A background to my problem: I use survey data on firms, where I want to measure the relationship between a binary variable (perceived growth barriers) and firm size. However, I cannot treat "firm size" as continuous, but I rather need to categorize firms. For this, I have chosen to categorize them based on their statistical relationship to the dependent variables.
My approach to fit categories has been to run regressions where I try out dummy variables for all consecutive firm size intervals using OLS (250 regressions per round). I have then categorized the first size category based on which of them has the highest $R^2$, after which I have repeated the process until all sizes are categorized.
However, my data exhibits high variance among larger firms, which means that I cannot use $R^2$ alone as it would only end up creating "overly wide" categories. Therefore, I have also weighted each $R^2$ output with the estimated Kernel density of the bandwidth where the categories end (e.g., a category containing firms with 4-16 employees would be weighted by the Kernel density of the size "16 employees").
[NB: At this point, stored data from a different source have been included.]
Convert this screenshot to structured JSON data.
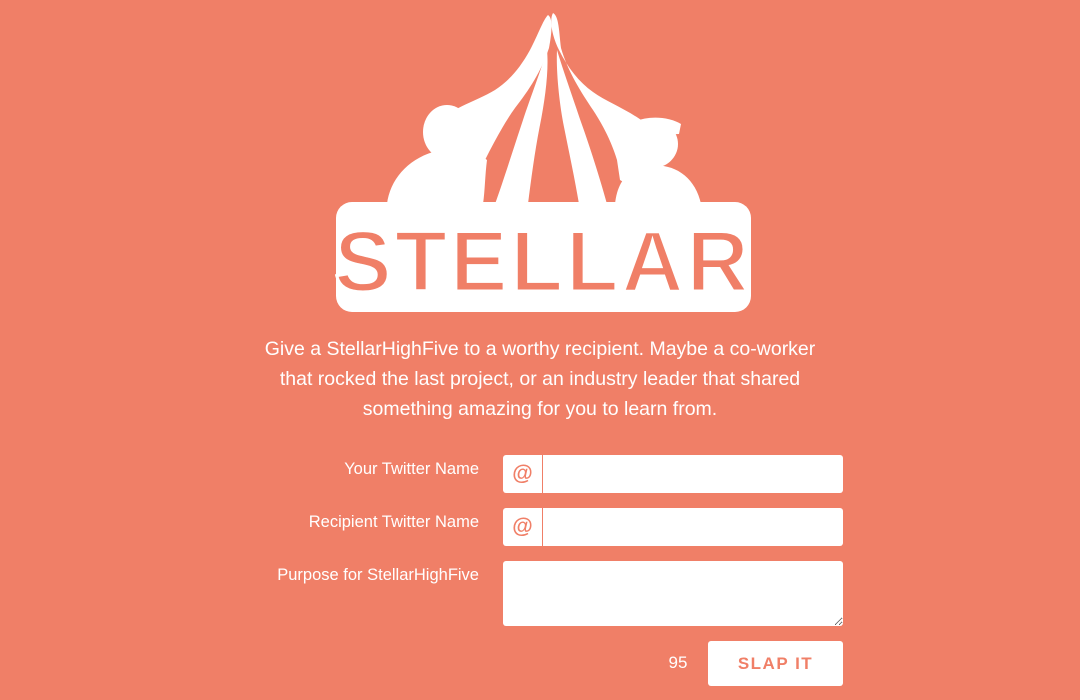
{
  "brand": {
    "wordmark": "STELLAR",
    "icon": "high-five-silhouette-icon",
    "background_color": "#f07f67",
    "foreground_color": "#ffffff"
  },
  "intro": {
    "text": "Give a StellarHighFive to a worthy recipient. Maybe a co-worker that rocked the last project, or an industry leader that shared something amazing for you to learn from."
  },
  "form": {
    "your_twitter": {
      "label": "Your Twitter Name",
      "prefix": "@",
      "value": ""
    },
    "recipient_twitter": {
      "label": "Recipient Twitter Name",
      "prefix": "@",
      "value": ""
    },
    "purpose": {
      "label": "Purpose for StellarHighFive",
      "value": ""
    },
    "char_counter": "95",
    "submit_label": "SLAP IT"
  }
}
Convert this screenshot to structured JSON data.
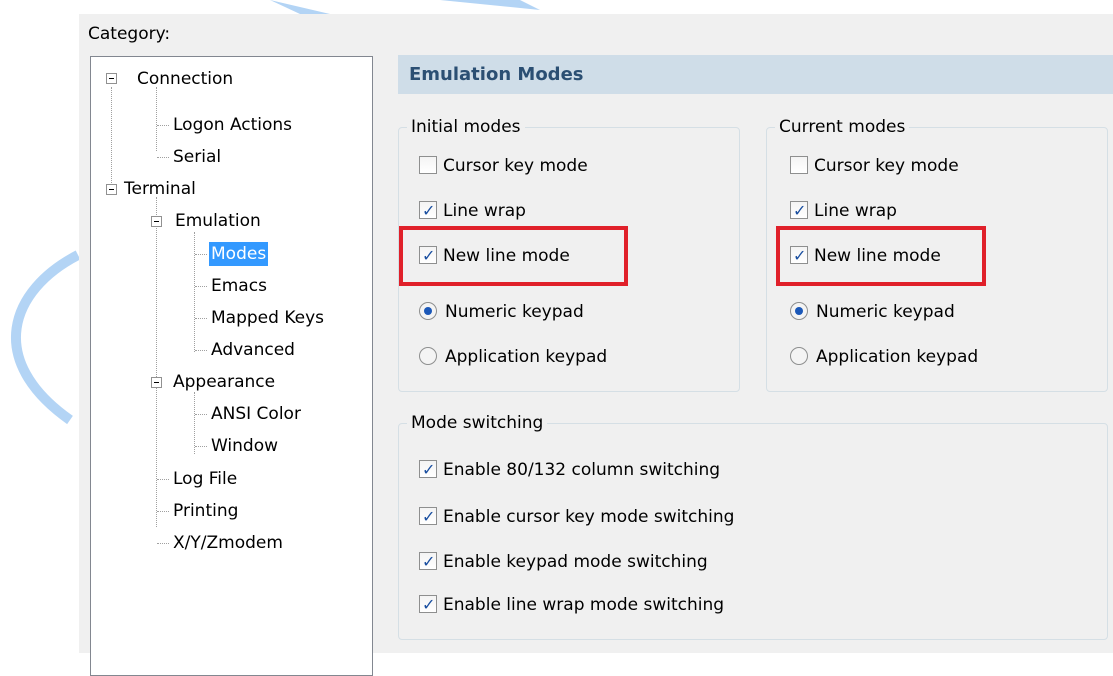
{
  "category_label": "Category:",
  "tree": {
    "items": [
      {
        "label": "Connection"
      },
      {
        "label": "Logon Actions"
      },
      {
        "label": "Serial"
      },
      {
        "label": "Terminal"
      },
      {
        "label": "Emulation"
      },
      {
        "label": "Modes"
      },
      {
        "label": "Emacs"
      },
      {
        "label": "Mapped Keys"
      },
      {
        "label": "Advanced"
      },
      {
        "label": "Appearance"
      },
      {
        "label": "ANSI Color"
      },
      {
        "label": "Window"
      },
      {
        "label": "Log File"
      },
      {
        "label": "Printing"
      },
      {
        "label": "X/Y/Zmodem"
      }
    ],
    "selected": "Modes"
  },
  "section_title": "Emulation Modes",
  "initial_modes": {
    "title": "Initial modes",
    "cursor_key_mode": "Cursor key mode",
    "line_wrap": "Line wrap",
    "new_line_mode": "New line mode",
    "numeric_keypad": "Numeric keypad",
    "application_keypad": "Application keypad"
  },
  "current_modes": {
    "title": "Current modes",
    "cursor_key_mode": "Cursor key mode",
    "line_wrap": "Line wrap",
    "new_line_mode": "New line mode",
    "numeric_keypad": "Numeric keypad",
    "application_keypad": "Application keypad"
  },
  "mode_switching": {
    "title": "Mode switching",
    "items": [
      {
        "label": "Enable 80/132 column switching"
      },
      {
        "label": "Enable cursor key mode switching"
      },
      {
        "label": "Enable keypad mode switching"
      },
      {
        "label": "Enable line wrap mode switching"
      }
    ]
  },
  "colors": {
    "header_bg": "#cfdde8",
    "header_text": "#2b4f73",
    "selection": "#3399ff",
    "highlight": "#e0202a",
    "decoration": "#b3d4f5"
  }
}
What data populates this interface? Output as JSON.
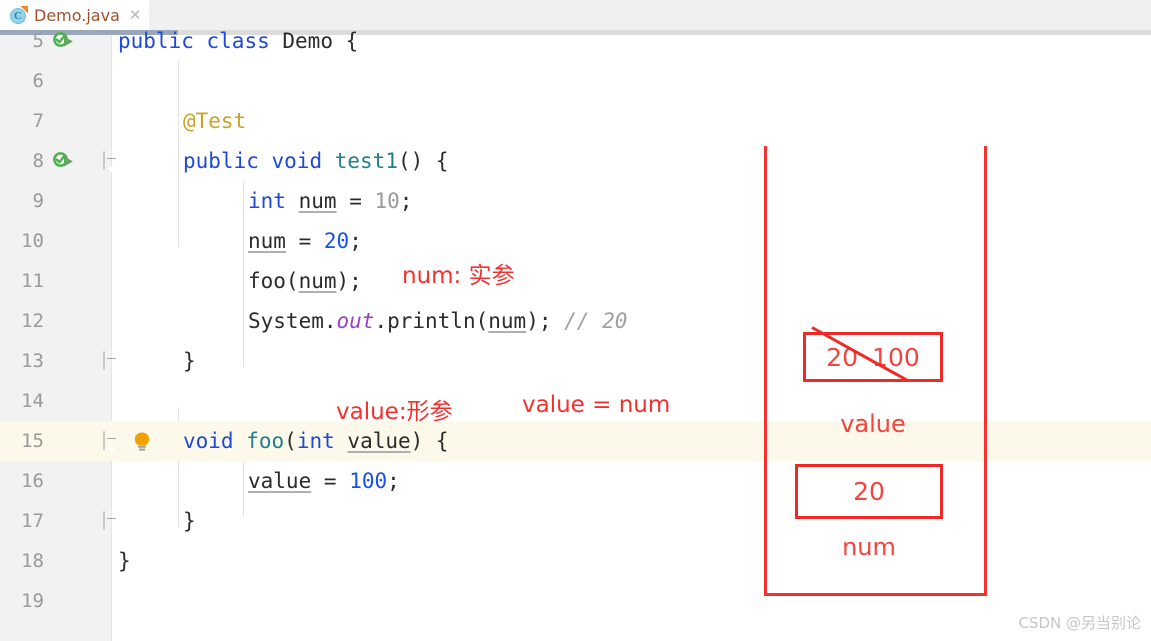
{
  "tab": {
    "filename": "Demo.java",
    "icon_name": "java-class-icon",
    "icon_letter": "C",
    "close_label": "✕"
  },
  "editor": {
    "lines": [
      {
        "no": "5",
        "has_run_icon": true,
        "has_fold": false,
        "has_bulb": false,
        "highlight": false
      },
      {
        "no": "6",
        "has_run_icon": false,
        "has_fold": false,
        "has_bulb": false,
        "highlight": false
      },
      {
        "no": "7",
        "has_run_icon": false,
        "has_fold": false,
        "has_bulb": false,
        "highlight": false
      },
      {
        "no": "8",
        "has_run_icon": true,
        "has_fold": true,
        "has_bulb": false,
        "highlight": false
      },
      {
        "no": "9",
        "has_run_icon": false,
        "has_fold": false,
        "has_bulb": false,
        "highlight": false
      },
      {
        "no": "10",
        "has_run_icon": false,
        "has_fold": false,
        "has_bulb": false,
        "highlight": false
      },
      {
        "no": "11",
        "has_run_icon": false,
        "has_fold": false,
        "has_bulb": false,
        "highlight": false
      },
      {
        "no": "12",
        "has_run_icon": false,
        "has_fold": false,
        "has_bulb": false,
        "highlight": false
      },
      {
        "no": "13",
        "has_run_icon": false,
        "has_fold": true,
        "has_bulb": false,
        "highlight": false
      },
      {
        "no": "14",
        "has_run_icon": false,
        "has_fold": false,
        "has_bulb": false,
        "highlight": false
      },
      {
        "no": "15",
        "has_run_icon": false,
        "has_fold": true,
        "has_bulb": true,
        "highlight": true
      },
      {
        "no": "16",
        "has_run_icon": false,
        "has_fold": false,
        "has_bulb": false,
        "highlight": false
      },
      {
        "no": "17",
        "has_run_icon": false,
        "has_fold": true,
        "has_bulb": false,
        "highlight": false
      },
      {
        "no": "18",
        "has_run_icon": false,
        "has_fold": false,
        "has_bulb": false,
        "highlight": false
      },
      {
        "no": "19",
        "has_run_icon": false,
        "has_fold": false,
        "has_bulb": false,
        "highlight": false
      }
    ],
    "code_text": {
      "l5": "public class Demo {",
      "l7": "@Test",
      "l8": "public void test1() {",
      "l9": "int num = 10;",
      "l10": "num = 20;",
      "l11": "foo(num);",
      "l12": "System.out.println(num); // 20",
      "l13": "}",
      "l15": "void foo(int value) {",
      "l16": "value = 100;",
      "l17": "}",
      "l18": "}"
    }
  },
  "annotations": {
    "note_actual_param": "num: 实参",
    "note_formal_param": "value:形参",
    "note_assignment": "value = num",
    "value_box_old": "20",
    "value_box_new": "100",
    "value_box_label": "value",
    "num_box_value": "20",
    "num_box_label": "num",
    "accent_color": "#f3312f"
  },
  "watermark": "CSDN @另当别论"
}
This was made to "slow down" the regression algorithm and to force it to include influential groups that are relevant to my research.
However, this last solution was made ad-hoc and not with respect to previous research (on which I found none with respect to creating categories).
My question is now:
Are there any alternative model fit measures to $R^2$ that is perhaps less sensitive to heteroscedasticity in the data? (i.e., ideally a measure that would not require the use of Kernel density weights to solve the above problem).
Alternatively, do you have any suggestions on improvements or alternative approaches to solving this issue?